« On l’appelle cessez-le-feu, pour moi c’est cesser le génocide », affirme Francesca Albanese, rapporteuse spéciale des Nations unies sur les territoires palestiniens occupés, dans une interview à RFI. Elle martèle sans ambiguïté : « C’est un génocide. Il n’y a pas de doute. »
Francesca Albanese insiste sur la nécessité immédiate de mettre fin à l’offensive israélienne sur Gaza. Pour elle, l’emploi du terme « génocide » n’est plus seulement le sien : « Aujourd’hui il y a Amnesty International, des historiens israéliens, la plupart des organisations pour les droits de l’homme disent la même chose ».

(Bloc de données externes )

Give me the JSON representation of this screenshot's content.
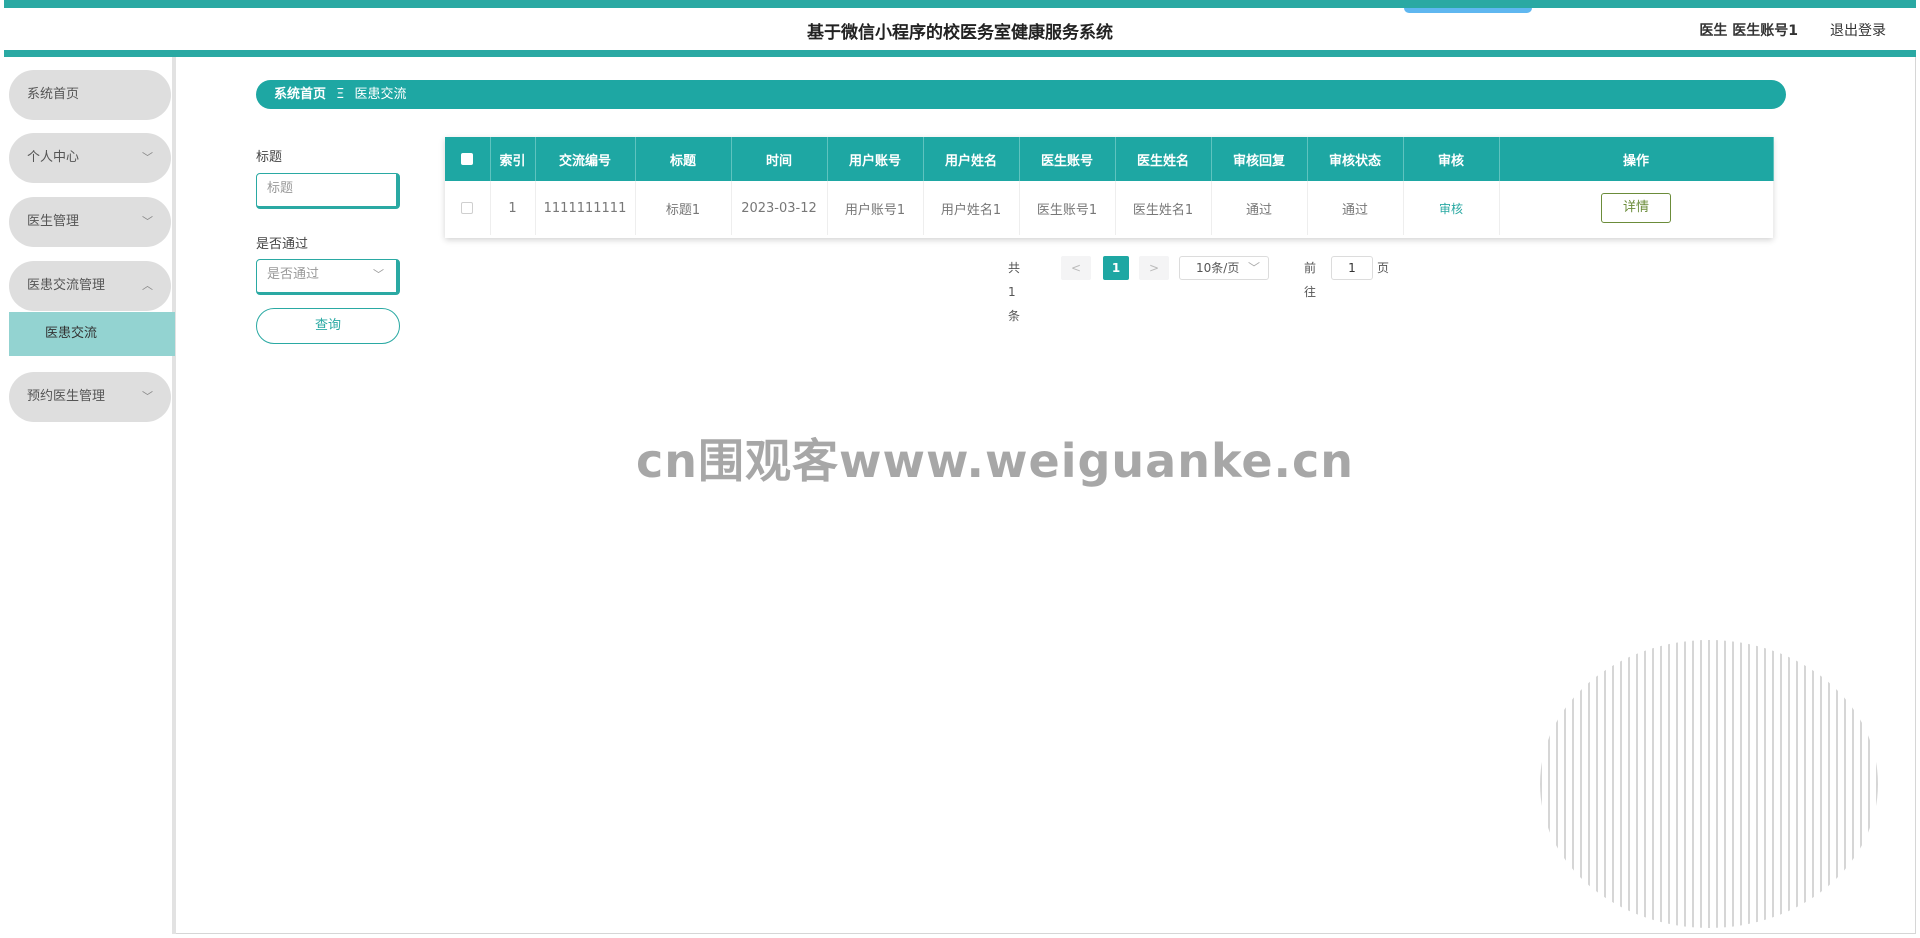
{
  "header": {
    "title": "基于微信小程序的校医务室健康服务系统",
    "user": "医生 医生账号1",
    "logout": "退出登录"
  },
  "sidebar": {
    "items": [
      {
        "label": "系统首页",
        "chevron": ""
      },
      {
        "label": "个人中心",
        "chevron": "﹀"
      },
      {
        "label": "医生管理",
        "chevron": "﹀"
      },
      {
        "label": "医患交流管理",
        "chevron": "︿"
      },
      {
        "label": "预约医生管理",
        "chevron": "﹀"
      }
    ],
    "active_sub": "医患交流"
  },
  "breadcrumb": {
    "home": "系统首页",
    "separator": "Ξ",
    "current": "医患交流"
  },
  "search": {
    "title_label": "标题",
    "title_placeholder": "标题",
    "approved_label": "是否通过",
    "approved_placeholder": "是否通过",
    "query_button": "查询"
  },
  "table": {
    "headers": [
      "索引",
      "交流编号",
      "标题",
      "时间",
      "用户账号",
      "用户姓名",
      "医生账号",
      "医生姓名",
      "审核回复",
      "审核状态",
      "审核",
      "操作"
    ],
    "rows": [
      {
        "index": "1",
        "code": "1111111111",
        "title": "标题1",
        "time": "2023-03-12",
        "user_account": "用户账号1",
        "user_name": "用户姓名1",
        "doctor_account": "医生账号1",
        "doctor_name": "医生姓名1",
        "audit_reply": "通过",
        "audit_status": "通过",
        "audit_action": "审核",
        "operation": "详情"
      }
    ]
  },
  "pagination": {
    "total": "共 1 条",
    "prev": "<",
    "page": "1",
    "next": ">",
    "page_size": "10条/页",
    "goto_label": "前往",
    "goto_value": "1",
    "goto_suffix": "页"
  },
  "watermark": "cn围观客www.weiguanke.cn",
  "colors": {
    "accent": "#1ea7a3",
    "submenu_active": "#93d3d1",
    "menu_bg": "#dedede",
    "detail_button": "#6b8c3a"
  }
}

Elle évoque une volonté manifeste de destruction : « L’intention de détruire, c’est ce qu’Israël a annoncé depuis un an et demi et c’est ce qu’il est en train de faire ».
Dans un entretien accordé à Mediapart, elle décrit une offensive militaire à Gaza d’une intensité inédite, soulignant l’usage d’armes expérimentales comme les quadricoptères ou les robots tueurs.
« Ce sont des machines à tuer […] Les enfants sont beaucoup victimes de ces quadricoptères autonomes », déplore-t-elle.
Sur la Cisjordanie, elle met également en garde contre un « risque massif de dépeuplement ». Elle pointe l’annexion déjà actée en février 2023 dans un accord de coalition en Israël. Albanese avait alerté l’ONU à ce sujet, sans réponse, dénonçant une « tolérance accablante envers la violation du droit international ».
Dans ses interventions, Francesca Albanese s’insurge aussi contre la passivité des puissances occidentales. Elle accuse une complicité active :
« L’Occident est complice de ce qui se passe. […] Le droit international est aussi fort que la volonté des États de le faire respecter ». Face au silence ou à l’indignation creuse des chancelleries, elle réclame des mesures concrètes : fin de la coopération, des accords commerciaux et scientifiques avec Israël, et surtout, l’application stricte du droit international.
Ces positions lui valent des attaques virulentes, notamment de certains parlementaires français qui l’accusent de partialité.
Son mandat, renouvelé pour trois ans le 4 avril, a suscité une campagne contre elle qu’elle qualifie de diffamatoire. « Ce qu’ils disent de moi ne me blesse plus […] mais ce qui me fait le plus mal, c’est qu’il y a des enfants qui se font tuer jour après jour et qu’on les ignore. Moi, j’ai une voix et je dois l’utiliser ».
Depuis le 8 octobre 2023, les opérations militaires israéliennes dans la bande de Gaza ont fait plus de 50 000 morts, dont la majorité sont des enfants et des femmes, selon les autorités de santé locales. Des ordres de déplacement forcé, des destructions massives, et des assassinats de civils, de journalistes et de secouristes sont régulièrement signalés.
La Cour internationale de Justice (CIJ), saisie en urgence, avait ordonné en janvier 2024 à Israël de « prévenir tout acte de génocide ».
Quant à la Cour pénale internationale (CPI), elle a émis un mandat d’arrêt contre Benyamin Netanyahu pour crimes de guerre et crimes contre l’humanité. Mais les appels des juridictions internationales restent largement ignorés. La Hongrie, signataire du Statut de Rome, a récemment accueilli le Premier ministre israélien et annoncé son retrait de la CPI. La Belgique, de son côté, affirme qu’elle ne l’arrêterait pas s’il venait à se rendre sur son territoire.
Alors que l’impunité semble s’installer, Albanese appelle à « ouvrir les yeux aux Israéliens » et à « arrêter de traiter Israël comme un État normal ».
Elle défend une vision intransigeante, mais non violente : « Je ne demande pas d’utiliser la force militaire, mais j’appelle à faire appliquer le droit ».
La voix de Francesca Albanese résonne dans un désert diplomatique.
Et malgré les critiques, elle affirme vouloir poursuivre sa mission avec la même détermination : « Aujourd’hui même, dire la vérité est un acte révolutionnaire ». À ses yeux, seule une pression internationale ferme peut encore enrayer l’engrenage destructeur à Gaza et en Cisjordanie.